Kapus Irma went out after supper to hold a final consultation with the more influential matrons of Marosfalva over the arrangements for to-morrow's feast. Old Kapus had been put to bed on his paillasse in the next room and Elsa was all alone in the small living-room. She had washed up the crockery and swept up the hearth for the night; cloth in hand, she was giving the miserable bits of furniture something of a rub-down and general furbishing-up: a thing she could only do when her mother was away, for Irma hated her to do things which appeared like a comment on her own dirty, slatternly ways.

Cleanliness, order and a love of dainty tidiness in the home are marked characteristics of the true Hungarian peasantry: the cottages for the most part are miracles of brightness, brightly polished floors, brightly polished pewter, brightly covered feather pillows. Kapus Irma was a notable exception to the rule, and Elsa had often shed bitter tears of shame when one or other of her many admirers followed her into her home and saw the squalor which reigned in it—the dirt and untidiness. She was most ashamed when Béla was here, for he made sneering remarks about it all, and seemed to take it for granted that she was as untidy, as slovenly as her mother. He read her long lectures about his sister's fine qualities and about the manner in which he would expect his own wife to keep her future home, and made it an excuse for some of his most dictatorial pronouncements and rough, masterful ways.

But to-night even this had not mattered—though he had spoken very cruelly about the hemp—nothing now mattered any more. To-day she had been called for the third time in church, to-morrow evening she would say good-bye to her maidenhood and take her place for the last time among her girl-friends: after to-morrow's feast she would be a matron—her place would be a different one. And on Tuesday would come the wedding and she would be Erös Béla's wedded wife.

So what did anything matter any more? After Tuesday she would not even be allowed to think of Andor, to dream that he had come back and that the past two dreadful years had only been an ugly nightmare. Once she was Erös Béla's wedded wife, it would be no longer right to think of that last morning five years ago, of that final csárdás, and the words which Andor had whispered: above all, it would no longer be right to remember that kiss—his warm lips upon her bare shoulder, and later on, out under the acacia tree, that last kiss upon her lips.

She closed her eyes for a moment; a sigh of infinite regret escaped through her parted lips. It would have been so beautiful, if only it could have come true! if only something had been left to her of those enchanted hours, something more tangible than just a memory.

Resolutely now she went back to her work; for the past two years she had found that she could imagine herself to be quite moderately happy, if only she had plenty to do; and she did hope that Béla would allow her to work in her new home and not to lead a life of idleness—waited on by paid servants.

She had thrown the door wide open, and every now and then, when she paused in her work, she could go and stand for a moment under its narrow lintel; and from this position, looking out toward the west, she could see the sunset far away beyond where the plain ended, where began another world. The plumed heads of the maize were tipped with gold, and in the sky myriads and myriads of tiny clouds lay like a gigantic and fleecy comet stretching right over the dome of heaven above the plain to that distant horizon far, far away.

Elsa loved to watch those myriads of clouds through the many changes which came over them while the sun sank so slowly, so majestically down into the regions which lay beyond the plain. At first they had been downy and white, like the freshly-plucked feathers of a goose, then some of them became of a soft amber colour, like ripe maize, then those far away appeared rose-tinted, then crimson, then glowing like fire . . . and that glow spread and spread up from the distant horizon, up and up till each tiny cloud was suffused with it, and the whole dome of heaven became one fiery, crimson, fleecy canopy, with peeps between of a pale turquoise green.

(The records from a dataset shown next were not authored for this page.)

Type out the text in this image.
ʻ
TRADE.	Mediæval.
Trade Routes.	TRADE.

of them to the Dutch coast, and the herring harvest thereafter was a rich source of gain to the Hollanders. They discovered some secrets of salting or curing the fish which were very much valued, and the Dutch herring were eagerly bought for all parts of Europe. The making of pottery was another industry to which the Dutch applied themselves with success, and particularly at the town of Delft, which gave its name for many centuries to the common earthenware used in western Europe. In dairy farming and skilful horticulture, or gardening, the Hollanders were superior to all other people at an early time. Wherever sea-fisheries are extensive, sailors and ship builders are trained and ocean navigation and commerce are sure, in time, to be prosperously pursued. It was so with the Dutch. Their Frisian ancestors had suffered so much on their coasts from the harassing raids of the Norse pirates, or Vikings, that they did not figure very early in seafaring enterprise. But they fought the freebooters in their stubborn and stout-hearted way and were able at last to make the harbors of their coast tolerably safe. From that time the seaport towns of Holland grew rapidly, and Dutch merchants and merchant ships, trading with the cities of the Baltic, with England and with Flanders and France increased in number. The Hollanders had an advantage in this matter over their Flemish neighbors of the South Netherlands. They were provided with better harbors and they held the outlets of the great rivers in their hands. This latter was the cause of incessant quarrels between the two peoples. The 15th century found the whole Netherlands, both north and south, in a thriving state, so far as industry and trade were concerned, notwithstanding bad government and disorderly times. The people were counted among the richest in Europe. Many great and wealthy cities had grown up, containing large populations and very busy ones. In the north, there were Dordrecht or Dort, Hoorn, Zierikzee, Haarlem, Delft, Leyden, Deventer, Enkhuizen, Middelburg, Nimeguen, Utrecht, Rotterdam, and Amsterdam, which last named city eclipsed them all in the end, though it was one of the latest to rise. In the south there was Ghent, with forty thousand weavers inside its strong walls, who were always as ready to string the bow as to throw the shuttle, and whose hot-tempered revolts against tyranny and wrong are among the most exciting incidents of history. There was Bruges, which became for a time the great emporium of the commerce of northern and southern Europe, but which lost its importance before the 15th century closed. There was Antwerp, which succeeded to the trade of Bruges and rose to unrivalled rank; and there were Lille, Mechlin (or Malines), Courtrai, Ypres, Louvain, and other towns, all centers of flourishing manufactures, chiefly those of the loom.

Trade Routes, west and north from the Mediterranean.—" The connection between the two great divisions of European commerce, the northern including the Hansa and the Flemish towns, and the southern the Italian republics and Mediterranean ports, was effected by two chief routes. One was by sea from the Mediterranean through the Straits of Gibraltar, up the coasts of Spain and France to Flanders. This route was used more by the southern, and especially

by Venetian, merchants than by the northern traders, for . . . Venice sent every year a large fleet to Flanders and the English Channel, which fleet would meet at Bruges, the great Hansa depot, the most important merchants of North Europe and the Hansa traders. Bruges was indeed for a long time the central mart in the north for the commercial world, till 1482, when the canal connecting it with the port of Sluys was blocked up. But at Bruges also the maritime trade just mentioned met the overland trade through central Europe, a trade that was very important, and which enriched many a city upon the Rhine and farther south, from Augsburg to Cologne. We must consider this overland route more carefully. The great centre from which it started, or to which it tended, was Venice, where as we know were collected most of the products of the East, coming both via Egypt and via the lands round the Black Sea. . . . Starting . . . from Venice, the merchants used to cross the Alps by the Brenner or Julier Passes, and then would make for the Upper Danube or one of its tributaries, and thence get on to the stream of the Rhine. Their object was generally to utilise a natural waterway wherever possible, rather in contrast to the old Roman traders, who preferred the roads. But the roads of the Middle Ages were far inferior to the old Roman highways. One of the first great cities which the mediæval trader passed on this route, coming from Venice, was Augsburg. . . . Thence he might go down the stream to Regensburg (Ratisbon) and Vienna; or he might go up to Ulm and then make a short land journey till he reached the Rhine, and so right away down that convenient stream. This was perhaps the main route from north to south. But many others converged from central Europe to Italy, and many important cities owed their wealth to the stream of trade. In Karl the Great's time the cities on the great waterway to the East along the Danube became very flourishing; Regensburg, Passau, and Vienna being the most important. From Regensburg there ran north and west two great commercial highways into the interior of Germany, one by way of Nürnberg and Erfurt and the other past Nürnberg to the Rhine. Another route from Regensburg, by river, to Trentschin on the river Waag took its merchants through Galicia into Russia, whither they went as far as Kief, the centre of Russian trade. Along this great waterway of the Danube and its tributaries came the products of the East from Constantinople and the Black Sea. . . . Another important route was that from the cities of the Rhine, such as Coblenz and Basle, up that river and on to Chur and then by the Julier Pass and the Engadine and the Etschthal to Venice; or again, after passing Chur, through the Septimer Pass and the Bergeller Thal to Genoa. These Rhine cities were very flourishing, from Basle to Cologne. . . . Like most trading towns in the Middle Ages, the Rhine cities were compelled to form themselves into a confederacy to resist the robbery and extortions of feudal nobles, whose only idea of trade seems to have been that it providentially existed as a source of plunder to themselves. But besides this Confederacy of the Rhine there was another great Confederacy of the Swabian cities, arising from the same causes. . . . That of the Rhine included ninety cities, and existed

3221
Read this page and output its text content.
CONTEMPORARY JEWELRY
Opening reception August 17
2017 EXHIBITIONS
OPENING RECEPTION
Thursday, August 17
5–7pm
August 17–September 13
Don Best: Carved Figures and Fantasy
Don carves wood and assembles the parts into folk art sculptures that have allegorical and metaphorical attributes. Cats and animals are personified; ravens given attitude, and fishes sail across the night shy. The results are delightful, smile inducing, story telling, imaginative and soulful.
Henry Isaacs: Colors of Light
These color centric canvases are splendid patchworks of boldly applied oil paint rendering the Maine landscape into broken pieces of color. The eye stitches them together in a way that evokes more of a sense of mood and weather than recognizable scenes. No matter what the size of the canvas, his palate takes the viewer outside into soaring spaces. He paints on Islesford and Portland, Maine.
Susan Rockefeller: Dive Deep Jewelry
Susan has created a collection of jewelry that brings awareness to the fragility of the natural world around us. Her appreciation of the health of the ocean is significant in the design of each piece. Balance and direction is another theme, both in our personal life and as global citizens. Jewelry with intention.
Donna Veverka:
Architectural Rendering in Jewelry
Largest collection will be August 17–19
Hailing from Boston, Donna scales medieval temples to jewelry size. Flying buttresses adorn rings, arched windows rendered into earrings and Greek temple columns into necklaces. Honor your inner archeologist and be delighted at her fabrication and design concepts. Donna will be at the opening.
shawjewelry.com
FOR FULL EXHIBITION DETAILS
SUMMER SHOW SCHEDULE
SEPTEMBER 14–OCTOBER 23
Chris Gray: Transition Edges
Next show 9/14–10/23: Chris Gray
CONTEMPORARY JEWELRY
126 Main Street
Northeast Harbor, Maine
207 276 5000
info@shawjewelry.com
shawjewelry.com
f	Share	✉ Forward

It was beautiful! Elsa, leaning against the frame-work of the door, gazed into that gorgeous immensity till her eyes ached with the very magnificence of the sight. It lasted but a few minutes—a quarter of an hour, perhaps—till gradually the blood-red tints disappeared behind the tall maize; they faded first, then the crimson and the rose and the gold, till, one by one, the army of little clouds lost their glowing robes and put on a grey hue, dull and colourless like people's lives when the sunshine of love has gone down—out of them.

With a little sigh Elsa turned back into the small living-room, which looked densely black and full of gloom now by contrast with the splendour which she had just witnessed. From the village street close by came the sound of her mother's sharp voice in excited conversation with a neighbour.